We want to understand how long it takes to find the inorder predecessor in a Binary Search Tree (BST).

The question is: how does the time grow as the tree gets bigger?

Analyze the time complexity of the following code snippet.

func inorderPredecessor(root *Node, key int) *Node {
    var predecessor *Node
    current := root
    for current != nil {
        if key <= current.val {
            current = current.left
        } else {
            predecessor = current
            current = current.right
        }
    }
    return predecessor
}
    

This code finds the inorder predecessor of a given key in a BST by traversing the tree from the root.

Identify the loops, recursion, array traversals that repeat.

• Primary operation: Traversing down the tree nodes using a loop.
• How many times: At most once per level of the tree, moving to left or right child each step.

As the tree grows taller, the number of steps to find the predecessor grows roughly with the height of the tree.

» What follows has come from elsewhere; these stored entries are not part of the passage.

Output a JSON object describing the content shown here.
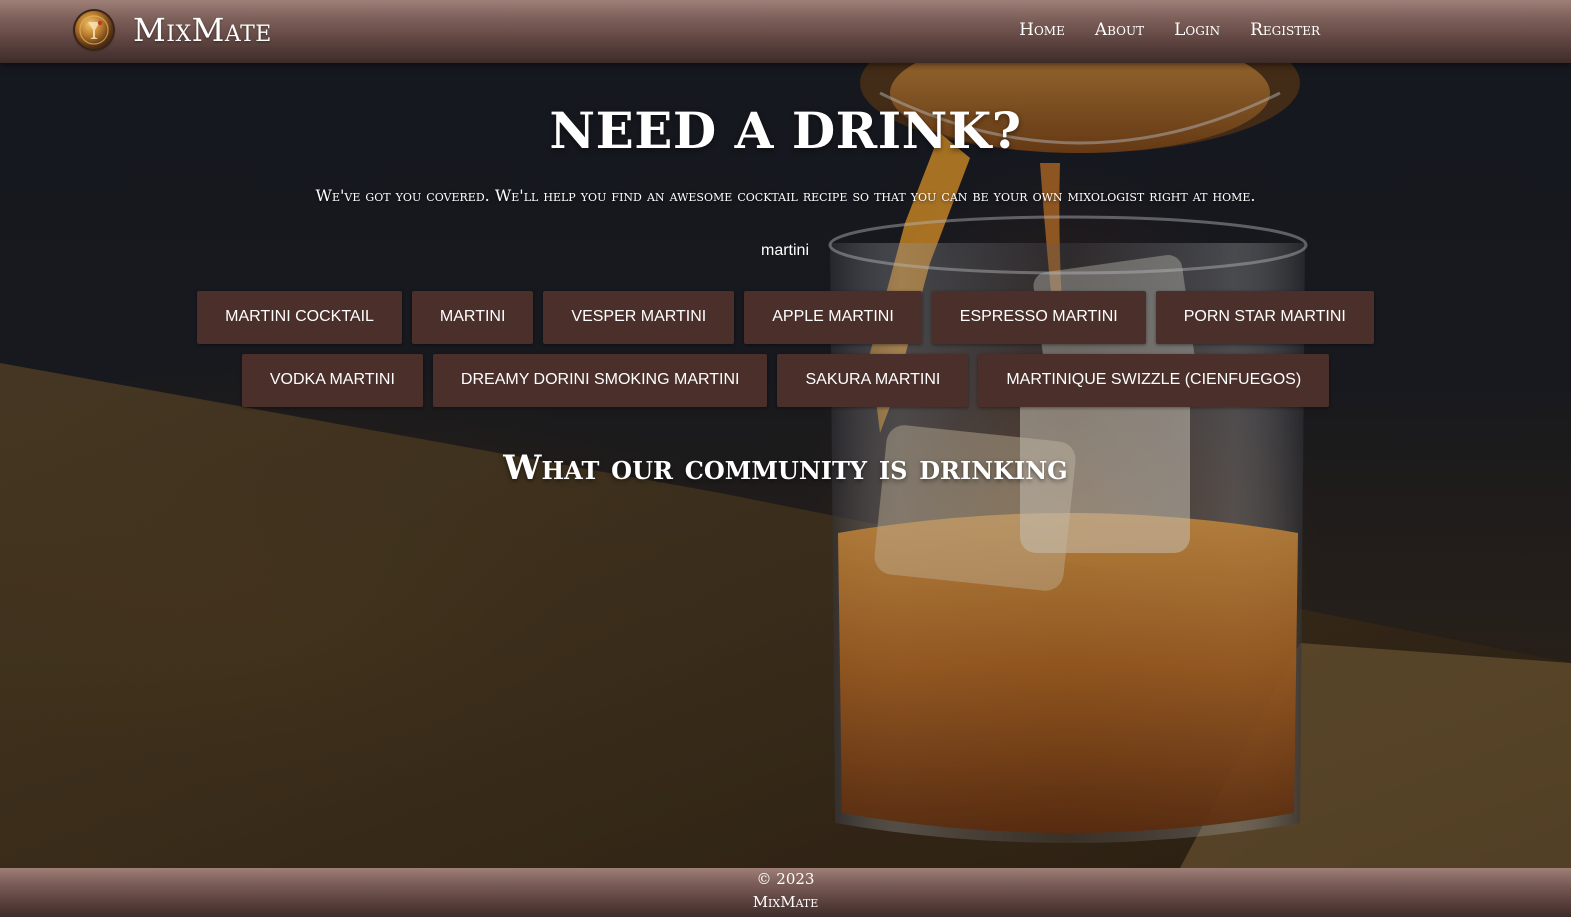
{
  "navbar": {
    "brand": "MixMate",
    "logo_icon": "cocktail-shaker-logo-icon",
    "links": [
      {
        "label": "Home"
      },
      {
        "label": "About"
      },
      {
        "label": "Login"
      },
      {
        "label": "Register"
      }
    ]
  },
  "hero": {
    "headline": "NEED A DRINK?",
    "subline": "We've got you covered. We'll help you find an awesome cocktail recipe so that you can be your own mixologist right at home.",
    "search": {
      "value": "martini"
    },
    "results": [
      {
        "label": "Martini Cocktail"
      },
      {
        "label": "Martini"
      },
      {
        "label": "Vesper Martini"
      },
      {
        "label": "Apple Martini"
      },
      {
        "label": "Espresso Martini"
      },
      {
        "label": "Porn Star Martini"
      },
      {
        "label": "Vodka Martini"
      },
      {
        "label": "Dreamy Dorini Smoking Martini"
      },
      {
        "label": "Sakura Martini"
      },
      {
        "label": "Martinique Swizzle (Cienfuegos)"
      }
    ],
    "community_heading": "What our community is drinking"
  },
  "footer": {
    "copyright": "© 2023",
    "brand": "MixMate"
  },
  "colors": {
    "navbar_top": "#9e7f78",
    "navbar_bottom": "#3e2c29",
    "button_bg": "#4a2f2b",
    "text": "#ffffff"
  }
}
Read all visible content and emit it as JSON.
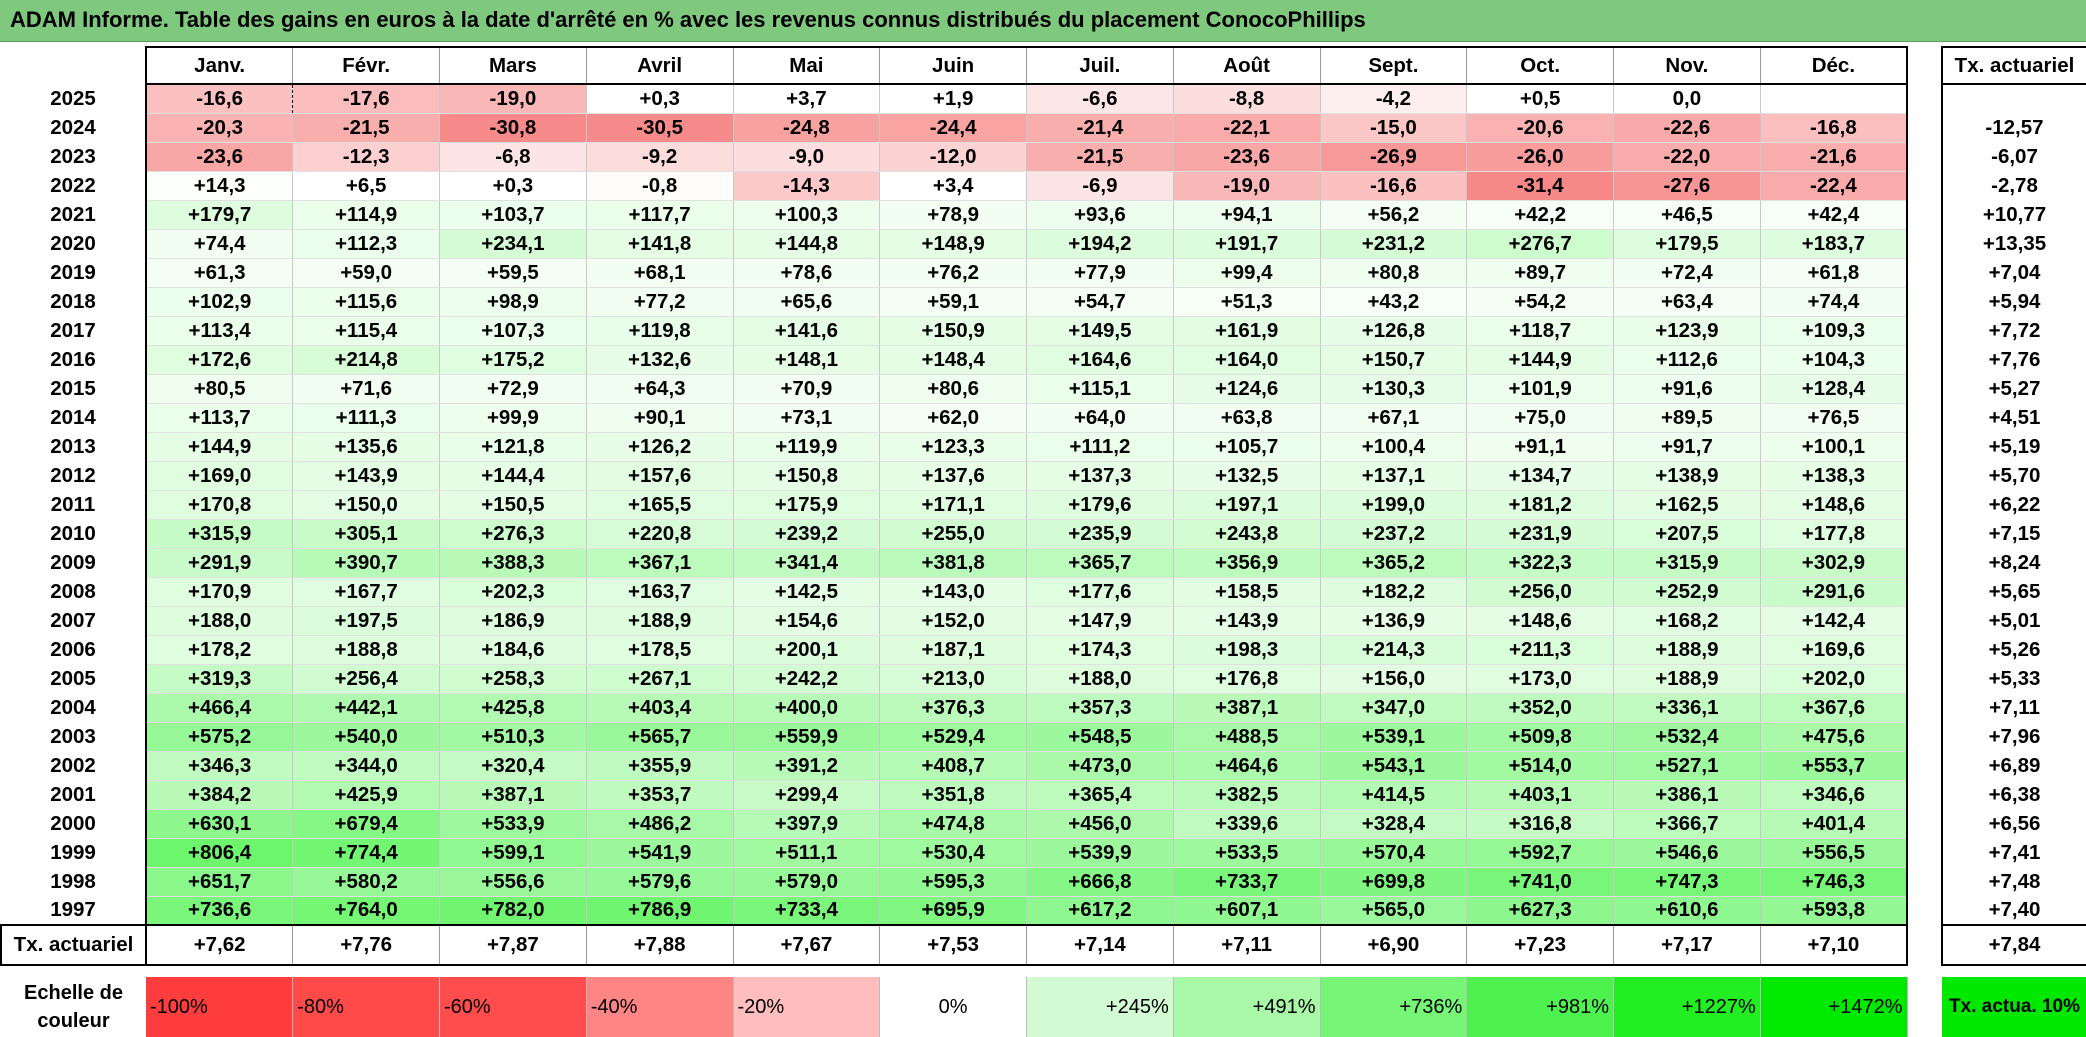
{
  "title": "ADAM Informe. Table des gains en euros à la date d'arrêté en % avec les revenus connus distribués du placement ConocoPhillips",
  "months": [
    "Janv.",
    "Févr.",
    "Mars",
    "Avril",
    "Mai",
    "Juin",
    "Juil.",
    "Août",
    "Sept.",
    "Oct.",
    "Nov.",
    "Déc."
  ],
  "side_header": "Tx. actuariel",
  "rows": [
    {
      "year": "2025",
      "values": [
        "-16,6",
        "-17,6",
        "-19,0",
        "+0,3",
        "+3,7",
        "+1,9",
        "-6,6",
        "-8,8",
        "-4,2",
        "+0,5",
        "0,0",
        ""
      ],
      "rate": ""
    },
    {
      "year": "2024",
      "values": [
        "-20,3",
        "-21,5",
        "-30,8",
        "-30,5",
        "-24,8",
        "-24,4",
        "-21,4",
        "-22,1",
        "-15,0",
        "-20,6",
        "-22,6",
        "-16,8"
      ],
      "rate": "-12,57"
    },
    {
      "year": "2023",
      "values": [
        "-23,6",
        "-12,3",
        "-6,8",
        "-9,2",
        "-9,0",
        "-12,0",
        "-21,5",
        "-23,6",
        "-26,9",
        "-26,0",
        "-22,0",
        "-21,6"
      ],
      "rate": "-6,07"
    },
    {
      "year": "2022",
      "values": [
        "+14,3",
        "+6,5",
        "+0,3",
        "-0,8",
        "-14,3",
        "+3,4",
        "-6,9",
        "-19,0",
        "-16,6",
        "-31,4",
        "-27,6",
        "-22,4"
      ],
      "rate": "-2,78"
    },
    {
      "year": "2021",
      "values": [
        "+179,7",
        "+114,9",
        "+103,7",
        "+117,7",
        "+100,3",
        "+78,9",
        "+93,6",
        "+94,1",
        "+56,2",
        "+42,2",
        "+46,5",
        "+42,4"
      ],
      "rate": "+10,77"
    },
    {
      "year": "2020",
      "values": [
        "+74,4",
        "+112,3",
        "+234,1",
        "+141,8",
        "+144,8",
        "+148,9",
        "+194,2",
        "+191,7",
        "+231,2",
        "+276,7",
        "+179,5",
        "+183,7"
      ],
      "rate": "+13,35"
    },
    {
      "year": "2019",
      "values": [
        "+61,3",
        "+59,0",
        "+59,5",
        "+68,1",
        "+78,6",
        "+76,2",
        "+77,9",
        "+99,4",
        "+80,8",
        "+89,7",
        "+72,4",
        "+61,8"
      ],
      "rate": "+7,04"
    },
    {
      "year": "2018",
      "values": [
        "+102,9",
        "+115,6",
        "+98,9",
        "+77,2",
        "+65,6",
        "+59,1",
        "+54,7",
        "+51,3",
        "+43,2",
        "+54,2",
        "+63,4",
        "+74,4"
      ],
      "rate": "+5,94"
    },
    {
      "year": "2017",
      "values": [
        "+113,4",
        "+115,4",
        "+107,3",
        "+119,8",
        "+141,6",
        "+150,9",
        "+149,5",
        "+161,9",
        "+126,8",
        "+118,7",
        "+123,9",
        "+109,3"
      ],
      "rate": "+7,72"
    },
    {
      "year": "2016",
      "values": [
        "+172,6",
        "+214,8",
        "+175,2",
        "+132,6",
        "+148,1",
        "+148,4",
        "+164,6",
        "+164,0",
        "+150,7",
        "+144,9",
        "+112,6",
        "+104,3"
      ],
      "rate": "+7,76"
    },
    {
      "year": "2015",
      "values": [
        "+80,5",
        "+71,6",
        "+72,9",
        "+64,3",
        "+70,9",
        "+80,6",
        "+115,1",
        "+124,6",
        "+130,3",
        "+101,9",
        "+91,6",
        "+128,4"
      ],
      "rate": "+5,27"
    },
    {
      "year": "2014",
      "values": [
        "+113,7",
        "+111,3",
        "+99,9",
        "+90,1",
        "+73,1",
        "+62,0",
        "+64,0",
        "+63,8",
        "+67,1",
        "+75,0",
        "+89,5",
        "+76,5"
      ],
      "rate": "+4,51"
    },
    {
      "year": "2013",
      "values": [
        "+144,9",
        "+135,6",
        "+121,8",
        "+126,2",
        "+119,9",
        "+123,3",
        "+111,2",
        "+105,7",
        "+100,4",
        "+91,1",
        "+91,7",
        "+100,1"
      ],
      "rate": "+5,19"
    },
    {
      "year": "2012",
      "values": [
        "+169,0",
        "+143,9",
        "+144,4",
        "+157,6",
        "+150,8",
        "+137,6",
        "+137,3",
        "+132,5",
        "+137,1",
        "+134,7",
        "+138,9",
        "+138,3"
      ],
      "rate": "+5,70"
    },
    {
      "year": "2011",
      "values": [
        "+170,8",
        "+150,0",
        "+150,5",
        "+165,5",
        "+175,9",
        "+171,1",
        "+179,6",
        "+197,1",
        "+199,0",
        "+181,2",
        "+162,5",
        "+148,6"
      ],
      "rate": "+6,22"
    },
    {
      "year": "2010",
      "values": [
        "+315,9",
        "+305,1",
        "+276,3",
        "+220,8",
        "+239,2",
        "+255,0",
        "+235,9",
        "+243,8",
        "+237,2",
        "+231,9",
        "+207,5",
        "+177,8"
      ],
      "rate": "+7,15"
    },
    {
      "year": "2009",
      "values": [
        "+291,9",
        "+390,7",
        "+388,3",
        "+367,1",
        "+341,4",
        "+381,8",
        "+365,7",
        "+356,9",
        "+365,2",
        "+322,3",
        "+315,9",
        "+302,9"
      ],
      "rate": "+8,24"
    },
    {
      "year": "2008",
      "values": [
        "+170,9",
        "+167,7",
        "+202,3",
        "+163,7",
        "+142,5",
        "+143,0",
        "+177,6",
        "+158,5",
        "+182,2",
        "+256,0",
        "+252,9",
        "+291,6"
      ],
      "rate": "+5,65"
    },
    {
      "year": "2007",
      "values": [
        "+188,0",
        "+197,5",
        "+186,9",
        "+188,9",
        "+154,6",
        "+152,0",
        "+147,9",
        "+143,9",
        "+136,9",
        "+148,6",
        "+168,2",
        "+142,4"
      ],
      "rate": "+5,01"
    },
    {
      "year": "2006",
      "values": [
        "+178,2",
        "+188,8",
        "+184,6",
        "+178,5",
        "+200,1",
        "+187,1",
        "+174,3",
        "+198,3",
        "+214,3",
        "+211,3",
        "+188,9",
        "+169,6"
      ],
      "rate": "+5,26"
    },
    {
      "year": "2005",
      "values": [
        "+319,3",
        "+256,4",
        "+258,3",
        "+267,1",
        "+242,2",
        "+213,0",
        "+188,0",
        "+176,8",
        "+156,0",
        "+173,0",
        "+188,9",
        "+202,0"
      ],
      "rate": "+5,33"
    },
    {
      "year": "2004",
      "values": [
        "+466,4",
        "+442,1",
        "+425,8",
        "+403,4",
        "+400,0",
        "+376,3",
        "+357,3",
        "+387,1",
        "+347,0",
        "+352,0",
        "+336,1",
        "+367,6"
      ],
      "rate": "+7,11"
    },
    {
      "year": "2003",
      "values": [
        "+575,2",
        "+540,0",
        "+510,3",
        "+565,7",
        "+559,9",
        "+529,4",
        "+548,5",
        "+488,5",
        "+539,1",
        "+509,8",
        "+532,4",
        "+475,6"
      ],
      "rate": "+7,96"
    },
    {
      "year": "2002",
      "values": [
        "+346,3",
        "+344,0",
        "+320,4",
        "+355,9",
        "+391,2",
        "+408,7",
        "+473,0",
        "+464,6",
        "+543,1",
        "+514,0",
        "+527,1",
        "+553,7"
      ],
      "rate": "+6,89"
    },
    {
      "year": "2001",
      "values": [
        "+384,2",
        "+425,9",
        "+387,1",
        "+353,7",
        "+299,4",
        "+351,8",
        "+365,4",
        "+382,5",
        "+414,5",
        "+403,1",
        "+386,1",
        "+346,6"
      ],
      "rate": "+6,38"
    },
    {
      "year": "2000",
      "values": [
        "+630,1",
        "+679,4",
        "+533,9",
        "+486,2",
        "+397,9",
        "+474,8",
        "+456,0",
        "+339,6",
        "+328,4",
        "+316,8",
        "+366,7",
        "+401,4"
      ],
      "rate": "+6,56"
    },
    {
      "year": "1999",
      "values": [
        "+806,4",
        "+774,4",
        "+599,1",
        "+541,9",
        "+511,1",
        "+530,4",
        "+539,9",
        "+533,5",
        "+570,4",
        "+592,7",
        "+546,6",
        "+556,5"
      ],
      "rate": "+7,41"
    },
    {
      "year": "1998",
      "values": [
        "+651,7",
        "+580,2",
        "+556,6",
        "+579,6",
        "+579,0",
        "+595,3",
        "+666,8",
        "+733,7",
        "+699,8",
        "+741,0",
        "+747,3",
        "+746,3"
      ],
      "rate": "+7,48"
    },
    {
      "year": "1997",
      "values": [
        "+736,6",
        "+764,0",
        "+782,0",
        "+786,9",
        "+733,4",
        "+695,9",
        "+617,2",
        "+607,1",
        "+565,0",
        "+627,3",
        "+610,6",
        "+593,8"
      ],
      "rate": "+7,40"
    }
  ],
  "footer": {
    "label": "Tx. actuariel",
    "values": [
      "+7,62",
      "+7,76",
      "+7,87",
      "+7,88",
      "+7,67",
      "+7,53",
      "+7,14",
      "+7,11",
      "+6,90",
      "+7,23",
      "+7,17",
      "+7,10"
    ],
    "overall": "+7,84"
  },
  "scale": {
    "label": "Echelle de couleur",
    "items": [
      {
        "text": "-100%",
        "color": "#ff3d3d",
        "align": "l"
      },
      {
        "text": "-80%",
        "color": "#ff4a4a",
        "align": "l"
      },
      {
        "text": "-60%",
        "color": "#ff4d4d",
        "align": "l"
      },
      {
        "text": "-40%",
        "color": "#ff8484",
        "align": "l"
      },
      {
        "text": "-20%",
        "color": "#ffbdbd",
        "align": "l"
      },
      {
        "text": "0%",
        "color": "#ffffff",
        "align": "c"
      },
      {
        "text": "+245%",
        "color": "#d3fbd3",
        "align": "r"
      },
      {
        "text": "+491%",
        "color": "#a8f8a8",
        "align": "r"
      },
      {
        "text": "+736%",
        "color": "#76f576",
        "align": "r"
      },
      {
        "text": "+981%",
        "color": "#4ef24e",
        "align": "r"
      },
      {
        "text": "+1227%",
        "color": "#22ee22",
        "align": "r"
      },
      {
        "text": "+1472%",
        "color": "#00ea00",
        "align": "r"
      }
    ],
    "legend": "Tx. actua. 10%"
  }
}
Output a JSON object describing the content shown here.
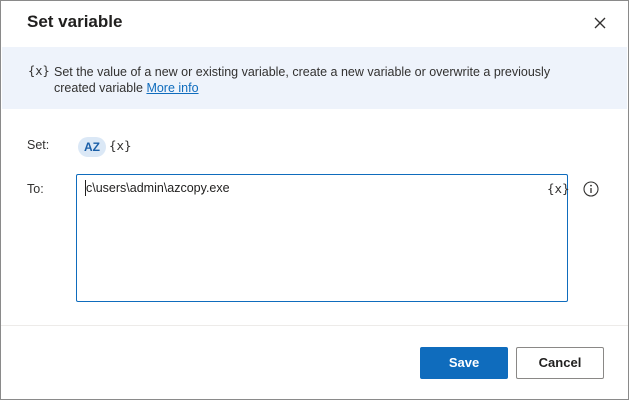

Input Size (n)	Approx. Operations
10	Up to 4 steps (if tree height ~4)
100	Up to 7 steps (if tree height ~7)
1000	Up to 10 steps (if tree height ~10)

Pattern observation: The number of steps grows with the tree height, which depends on how balanced the tree is.

Time Complexity: O(h)

This means the time to find the inorder predecessor grows with the height of the BST, not the total number of nodes.

[X] Wrong: "Finding the inorder predecessor always takes time proportional to the total number of nodes in the tree."

[OK] Correct: The search only follows one path down the tree, so it depends on the height, not all nodes.

Understanding how tree height affects search time helps you explain and optimize tree operations clearly in interviews.

"What if the BST is perfectly balanced? How would the time complexity change?"